Public support for marijuana has grown markedly in recent years. In a 2017 Gallup poll, a record-high 64 percent of Americans said they supported marijuana legalization.
"Lawmakers, while often slow to respond to public demand, are increasingly realizing the untenable position of maintaining a pro-criminalization stance," said Justin Strekal, political director for the National Organization for the Reform of Marijuana Laws, or NORML.
"As public support continues to grow, that is going to create a virtuous cycle of policy changes upwards," Strekal said. "Our biggest opponent right now is apathy and entrenched reefer madness ideology."
So far, the Trump administration has sent mixed signals but it appears to be adopting a more liberal view on medical marijuana.
Attorney General Jeff Sessions' Justice Department in January rescinded a policy directing federal prosecutors not to target marijuana businesses that conducted themselves within state law.
But in April, Trump ditched Sessions' stance following an appeal by Republican Sen. Cory Gardner of Colorado, who had vowed to block DOJ nominations in retaliation. Sessions was given no advance warning of the shift, news outlets reported.
Last week, staunch Trump ally Rep. Dana Rohrabacher, R-Calif., told Fox Business News that he has "been reassured that the president intends on keeping his campaign promise" to legalize medical marijuana across the country.
Meanwhile, lawmakers have introduced sweeping legislation to defang the ongoing federal prohibition. Sen. Cory Booker, D-N.J., and Rep. Barbara Lee, D-Calif., have proffered bills that would not only decriminalize marijuana but nullify some possession-related convictions and establish community funds.
Senate Minority Leader Chuck Schumer, D-N.Y., introduced his own legislation that has been co-sponsored by nine other senators.
While Democrats in Congress still tend to be more outwardly supportive of marijuana decriminalization policies than Republicans, the gap appears to be narrowing.
Gardner, alongside Sen.
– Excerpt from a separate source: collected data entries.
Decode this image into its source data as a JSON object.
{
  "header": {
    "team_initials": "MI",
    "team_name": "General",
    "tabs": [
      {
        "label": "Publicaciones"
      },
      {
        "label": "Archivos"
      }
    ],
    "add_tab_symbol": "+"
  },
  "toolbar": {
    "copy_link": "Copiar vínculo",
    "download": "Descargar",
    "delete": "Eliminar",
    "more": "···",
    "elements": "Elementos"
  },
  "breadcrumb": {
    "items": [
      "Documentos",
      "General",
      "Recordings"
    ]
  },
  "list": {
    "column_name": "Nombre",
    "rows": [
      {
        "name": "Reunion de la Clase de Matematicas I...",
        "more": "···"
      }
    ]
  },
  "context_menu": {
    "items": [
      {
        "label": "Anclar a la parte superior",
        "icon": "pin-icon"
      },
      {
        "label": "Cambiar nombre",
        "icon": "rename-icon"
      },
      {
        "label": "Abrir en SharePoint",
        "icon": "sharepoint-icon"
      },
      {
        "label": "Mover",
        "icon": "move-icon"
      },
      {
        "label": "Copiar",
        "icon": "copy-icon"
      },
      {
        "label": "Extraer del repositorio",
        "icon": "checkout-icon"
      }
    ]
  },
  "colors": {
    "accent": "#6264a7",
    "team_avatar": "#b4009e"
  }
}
Elizabeth Warren, D-Mass., in June released a bipartisan bill prioritizing states' rights on marijuana. Rohrabacher helped introduced an amendment to an omnibus spending bill that protected medical marijuana recipients and became law in 2014. And GOP Rep. Thomas Garrett of Virginia pushed a bill that would effectively end marijuana prohibition at the federal level.
Many advocates and critics of a more liberal pot policy view the push for medical marijuana as a stepping stone toward the model adopted Wednesday by Canada.
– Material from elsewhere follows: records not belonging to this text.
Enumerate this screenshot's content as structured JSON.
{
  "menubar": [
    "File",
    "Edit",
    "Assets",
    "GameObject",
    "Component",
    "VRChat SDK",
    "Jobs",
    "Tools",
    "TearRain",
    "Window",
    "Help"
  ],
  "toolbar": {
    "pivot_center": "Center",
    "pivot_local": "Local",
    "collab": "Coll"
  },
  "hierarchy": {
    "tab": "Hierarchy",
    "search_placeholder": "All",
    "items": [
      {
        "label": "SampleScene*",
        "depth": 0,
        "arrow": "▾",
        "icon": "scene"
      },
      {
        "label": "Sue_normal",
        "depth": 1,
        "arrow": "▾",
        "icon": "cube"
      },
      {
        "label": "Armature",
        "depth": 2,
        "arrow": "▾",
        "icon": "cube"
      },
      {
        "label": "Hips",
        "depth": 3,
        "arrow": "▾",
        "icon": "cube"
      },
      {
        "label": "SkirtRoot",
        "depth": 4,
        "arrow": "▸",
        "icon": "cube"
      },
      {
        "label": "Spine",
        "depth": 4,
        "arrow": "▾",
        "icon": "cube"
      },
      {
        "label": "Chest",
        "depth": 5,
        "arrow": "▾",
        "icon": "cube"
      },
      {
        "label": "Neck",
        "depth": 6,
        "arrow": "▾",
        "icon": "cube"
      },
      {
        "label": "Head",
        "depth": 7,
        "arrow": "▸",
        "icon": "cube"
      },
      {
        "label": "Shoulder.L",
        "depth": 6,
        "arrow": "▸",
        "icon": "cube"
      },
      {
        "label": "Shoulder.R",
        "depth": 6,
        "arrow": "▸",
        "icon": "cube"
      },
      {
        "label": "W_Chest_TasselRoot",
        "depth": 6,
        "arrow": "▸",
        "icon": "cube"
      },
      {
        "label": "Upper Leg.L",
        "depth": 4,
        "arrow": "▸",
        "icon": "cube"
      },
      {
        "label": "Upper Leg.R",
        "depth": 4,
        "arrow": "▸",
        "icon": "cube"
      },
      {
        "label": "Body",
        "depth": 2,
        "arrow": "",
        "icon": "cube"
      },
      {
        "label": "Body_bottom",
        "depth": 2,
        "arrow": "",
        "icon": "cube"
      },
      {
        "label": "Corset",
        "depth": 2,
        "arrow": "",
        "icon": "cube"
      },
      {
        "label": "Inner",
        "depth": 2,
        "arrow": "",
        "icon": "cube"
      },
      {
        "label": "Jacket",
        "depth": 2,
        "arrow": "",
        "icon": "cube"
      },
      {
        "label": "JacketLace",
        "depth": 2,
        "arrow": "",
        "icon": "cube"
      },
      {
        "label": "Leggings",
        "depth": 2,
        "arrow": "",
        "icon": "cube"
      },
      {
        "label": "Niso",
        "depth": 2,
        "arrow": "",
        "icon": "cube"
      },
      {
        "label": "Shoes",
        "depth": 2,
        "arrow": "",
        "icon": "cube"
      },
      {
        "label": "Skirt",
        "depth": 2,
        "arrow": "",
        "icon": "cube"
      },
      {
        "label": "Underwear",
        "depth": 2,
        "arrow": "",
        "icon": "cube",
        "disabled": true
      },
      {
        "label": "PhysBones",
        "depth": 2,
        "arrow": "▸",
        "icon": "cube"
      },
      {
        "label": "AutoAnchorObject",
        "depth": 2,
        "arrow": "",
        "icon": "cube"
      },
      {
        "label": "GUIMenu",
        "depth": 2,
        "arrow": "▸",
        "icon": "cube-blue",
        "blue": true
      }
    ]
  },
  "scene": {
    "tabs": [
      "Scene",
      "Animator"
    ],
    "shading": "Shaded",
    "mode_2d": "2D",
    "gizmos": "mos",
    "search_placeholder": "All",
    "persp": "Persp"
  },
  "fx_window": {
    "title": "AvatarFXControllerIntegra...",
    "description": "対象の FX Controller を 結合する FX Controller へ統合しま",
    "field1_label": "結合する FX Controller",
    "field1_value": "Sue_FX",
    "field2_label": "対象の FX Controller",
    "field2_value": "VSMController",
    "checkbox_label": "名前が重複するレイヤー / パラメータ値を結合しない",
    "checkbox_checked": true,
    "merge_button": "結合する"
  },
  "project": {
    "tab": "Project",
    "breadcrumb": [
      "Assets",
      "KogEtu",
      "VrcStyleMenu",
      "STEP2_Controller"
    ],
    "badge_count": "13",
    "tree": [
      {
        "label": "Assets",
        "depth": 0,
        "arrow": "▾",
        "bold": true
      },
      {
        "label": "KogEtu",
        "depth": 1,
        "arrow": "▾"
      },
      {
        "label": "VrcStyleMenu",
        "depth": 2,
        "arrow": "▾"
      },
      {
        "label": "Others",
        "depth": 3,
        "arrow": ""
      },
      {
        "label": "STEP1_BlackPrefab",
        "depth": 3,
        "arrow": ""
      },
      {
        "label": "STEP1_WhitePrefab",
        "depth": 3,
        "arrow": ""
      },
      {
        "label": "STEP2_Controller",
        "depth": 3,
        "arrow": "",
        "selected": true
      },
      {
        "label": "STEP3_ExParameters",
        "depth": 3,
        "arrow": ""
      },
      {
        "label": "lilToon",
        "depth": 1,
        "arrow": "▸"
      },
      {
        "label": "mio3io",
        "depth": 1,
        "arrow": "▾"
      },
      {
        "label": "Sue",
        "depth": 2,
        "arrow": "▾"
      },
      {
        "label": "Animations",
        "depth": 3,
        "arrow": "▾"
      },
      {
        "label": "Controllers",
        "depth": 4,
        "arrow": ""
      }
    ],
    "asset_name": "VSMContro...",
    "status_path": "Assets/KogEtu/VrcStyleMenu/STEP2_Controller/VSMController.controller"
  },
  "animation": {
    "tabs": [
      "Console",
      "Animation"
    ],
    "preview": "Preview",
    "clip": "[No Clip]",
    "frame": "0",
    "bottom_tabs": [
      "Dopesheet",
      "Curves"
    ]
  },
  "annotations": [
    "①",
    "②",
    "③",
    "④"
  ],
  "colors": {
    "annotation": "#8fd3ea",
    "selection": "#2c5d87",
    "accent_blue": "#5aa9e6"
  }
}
Under that system, a plethora of cannabis products containing the psychoactive ingredient tetrahydrocannabinol will be legal to buy, sell, distribute and consume recreationally.
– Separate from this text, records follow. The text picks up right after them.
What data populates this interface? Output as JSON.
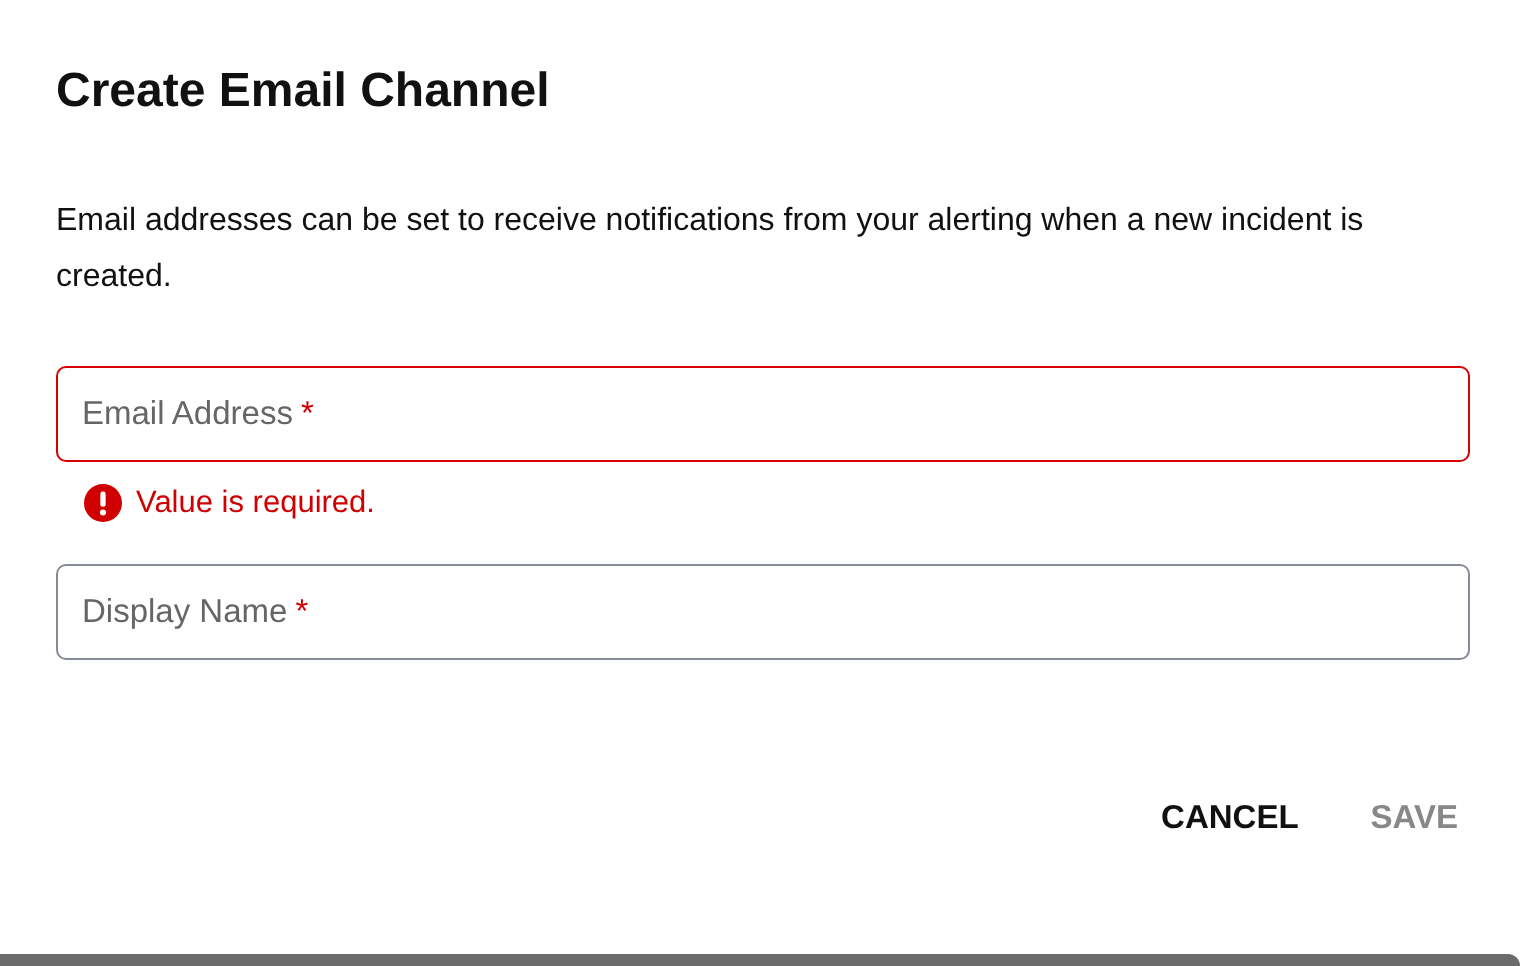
{
  "dialog": {
    "title": "Create Email Channel",
    "description": "Email addresses can be set to receive notifications from your alerting when a new incident is created.",
    "fields": [
      {
        "label": "Email Address",
        "required_mark": "*",
        "invalid": true,
        "error": "Value is required."
      },
      {
        "label": "Display Name",
        "required_mark": "*",
        "invalid": false
      }
    ],
    "buttons": [
      {
        "label": "CANCEL",
        "disabled": false
      },
      {
        "label": "SAVE",
        "disabled": true
      }
    ]
  }
}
As Canada legalizes, pot industry activists and business owners have their eyes set squarely on U.S. prohibition. "That's literally it," Peterson said when asked what was the biggest threat to his business.
For Sabet, however, prohibition is a bulwark against the drawbacks of an unfettered marijuana industry.
"I'm not surprised that the industry is saying that they don't want to be missing out from Canada," Sabet said, "but frankly I think it's a good thing that they are missing out."